The Meanderthals

Rats, cats and karsts – Our day in Ninh Binh

Our Vietnamese motorbike drivers pulled to the side of the road alongside a group of young men beating the long grass and scooping bucketfuls of filthy water from a gully.

“They looking for rats so they can eat them,” said Toan, one of the drivers we’d hired for a day trip throughout the Ninh Binh region.

The next moment, two of the men sprinted across the gully and into the field. One of them ducked into the grass and emerged with a rodent in his hand. Using his other hand, he pulled out its teeth so it couldn’t bite him, then deposited it in the burlap bag tied to his motorbike where dozens more were squirming and squeaking.

Yes, these are rats which have been captured and tied up in a burlap bag.

Yes, these are rats which have been captured and tied up in a burlap bag.


Pure fascination compelled me to watch. And, seconds later, a poisonous snake slithered into the road, only to be chopped in half by another young man wielding a trowel.

“One day I get bit by this snake,” said Toan. “It badly hurt but I have herbs to heal so I fine.”

Thus began our day in the Vietnamese countryside. Not exactly what I signed up for. But one more fascinating slice of life in Southeast Asia.

Though we’ve spent time in Vietnam before, we’ve never been to this region and only came because we heard Cyclone Haiyan was wreaking havoc on the south coast where we were headed.

It’s been part of the pattern for this trip. Just when it seemed as though we were up against a wall, a door opened and showed us something new and wonderful.

After the unusual start to the day, we found ourselves halfway up a stone mountain overlooking a 1,000 year old cave and tiny temple, gazing at stunning, sky-reaching karsts that burst from the earth.

Toan pointed out the local cemetery and told us Vietnamese people bury their dead then unearth them three years later, clean the bones and rebury them in a second cemetery.

He told us about his village of 200 families, how he used to be a farmer and how he learned Russian at school. He also showed us parts of the country we’d never have seen without him.

At the Van Long Nature Reserve, we climbed into a small bamboo boat with a chubby Vietnamese woman pilot and spent the next 90 minutes floating on mirror-flat water with a whisper of a breeze caressing us. All around were massive, charcoal-coloured limestone rocks jutting hundreds of feet into the sky, drizzled with green moss and leafy ferns. No sound other than the buzz of dragonflies, the flutter of wings from iridescent turquoise kingfishers or snowy white egrets and the whoosh of bamboo oars dipping into the water.

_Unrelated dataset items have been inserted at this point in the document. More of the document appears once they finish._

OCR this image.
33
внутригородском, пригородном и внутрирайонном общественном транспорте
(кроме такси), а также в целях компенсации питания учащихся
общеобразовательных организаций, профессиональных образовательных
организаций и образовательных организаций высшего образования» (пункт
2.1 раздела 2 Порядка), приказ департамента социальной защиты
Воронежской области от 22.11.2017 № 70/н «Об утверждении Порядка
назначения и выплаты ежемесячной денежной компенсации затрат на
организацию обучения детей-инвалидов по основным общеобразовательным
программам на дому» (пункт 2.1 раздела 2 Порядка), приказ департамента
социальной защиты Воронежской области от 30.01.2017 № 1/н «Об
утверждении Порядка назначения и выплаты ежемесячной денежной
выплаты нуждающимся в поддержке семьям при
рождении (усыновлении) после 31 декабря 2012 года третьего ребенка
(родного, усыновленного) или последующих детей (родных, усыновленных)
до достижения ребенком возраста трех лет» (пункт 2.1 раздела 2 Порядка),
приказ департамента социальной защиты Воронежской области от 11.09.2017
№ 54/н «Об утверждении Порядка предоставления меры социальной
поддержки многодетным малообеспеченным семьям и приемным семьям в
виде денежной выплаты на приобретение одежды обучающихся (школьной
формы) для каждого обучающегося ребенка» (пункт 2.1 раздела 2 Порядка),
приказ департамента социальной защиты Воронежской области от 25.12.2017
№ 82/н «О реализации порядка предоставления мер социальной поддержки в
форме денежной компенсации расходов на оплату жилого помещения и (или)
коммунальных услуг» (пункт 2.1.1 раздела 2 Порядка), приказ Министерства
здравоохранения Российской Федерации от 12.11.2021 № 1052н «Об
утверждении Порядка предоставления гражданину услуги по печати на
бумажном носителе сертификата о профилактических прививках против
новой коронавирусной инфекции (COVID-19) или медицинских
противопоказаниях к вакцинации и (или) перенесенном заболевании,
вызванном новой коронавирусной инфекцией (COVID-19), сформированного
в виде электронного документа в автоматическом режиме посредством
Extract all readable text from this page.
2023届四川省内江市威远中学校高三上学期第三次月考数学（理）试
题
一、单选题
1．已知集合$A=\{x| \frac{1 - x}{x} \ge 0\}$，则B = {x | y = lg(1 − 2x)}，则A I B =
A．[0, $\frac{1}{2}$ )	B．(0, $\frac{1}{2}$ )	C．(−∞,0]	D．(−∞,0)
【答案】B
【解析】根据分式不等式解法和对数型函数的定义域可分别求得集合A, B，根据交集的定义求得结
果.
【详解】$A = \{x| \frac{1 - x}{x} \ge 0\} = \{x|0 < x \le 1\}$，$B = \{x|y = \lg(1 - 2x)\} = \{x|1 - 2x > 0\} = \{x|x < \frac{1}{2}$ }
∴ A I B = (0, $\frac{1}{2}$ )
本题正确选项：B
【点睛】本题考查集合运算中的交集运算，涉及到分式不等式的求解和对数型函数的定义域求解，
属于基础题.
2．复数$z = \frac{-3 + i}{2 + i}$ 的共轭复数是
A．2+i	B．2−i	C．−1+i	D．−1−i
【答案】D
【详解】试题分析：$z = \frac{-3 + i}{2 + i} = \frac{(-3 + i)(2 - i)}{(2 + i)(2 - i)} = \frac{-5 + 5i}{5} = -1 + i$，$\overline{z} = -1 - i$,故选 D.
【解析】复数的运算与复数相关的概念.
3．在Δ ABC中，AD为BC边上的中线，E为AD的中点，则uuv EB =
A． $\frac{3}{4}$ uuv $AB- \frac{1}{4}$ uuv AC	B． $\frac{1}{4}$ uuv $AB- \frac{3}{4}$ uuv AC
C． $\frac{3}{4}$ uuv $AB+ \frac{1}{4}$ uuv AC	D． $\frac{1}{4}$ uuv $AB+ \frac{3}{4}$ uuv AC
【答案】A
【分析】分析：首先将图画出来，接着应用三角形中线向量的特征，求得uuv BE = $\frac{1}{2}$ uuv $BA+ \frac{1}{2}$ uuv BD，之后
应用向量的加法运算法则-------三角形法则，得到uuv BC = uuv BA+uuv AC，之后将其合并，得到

Floating along the mirrored water in our bamboo boat.

Floating along the mirrored water in our bamboo boat.

We found an ebike for sale and wove it along small, pebbly roads and concrete paths, past fisherman dangling lines from their tiny boats and girls wearing conical Vietnamese hats pedaling bicycles along the water’s edge. We watched in amazement as women gripped wooden oars in their feet and paddled their boats along the river, one of them holding a baby while her companion fished mussels from the water.

And we were treated to a lunch of local specialties – no less than seven dishes for four of us – that included threadlike noodles mixed with locally-caught mussels, stirfried greens, grilled chicken, a whole fried fish, a beef dish for Toan and Suen, egg omelette, sour soup and a mountain of rice.
No dog, cat or rat in sight.

After lunch, we tasted the beauty of tranquil Kenh Ga, which translates to “chicken canal” and is so-named since the hot springs in the area were used for cleaning chickens. Seated on plastic chairs inside a small ramshackle wooden boat with a motor and canopy, we floated through a water channel that opened up onto a tiny village which is half submerged during rainy season.

ninhbinh

Layer after layer of limestone outcrops reached heavenward to the sky and vanished into the misty horizon. Snowy white ducks paddled alongside the boat and rapidly scuttled out of the way when we got too close, gnarled fishermen tossed nets into the water while tiny yellow butterflies fluttered around the lush greenery – and all were reflected in the smooth, serene, shimmering water that had flowed through this village for centuries.

On our way back to town, I asked Suen if he’d ever eaten rat.

“No rat. I eat dog and cat,” he replied. “Want to try some?”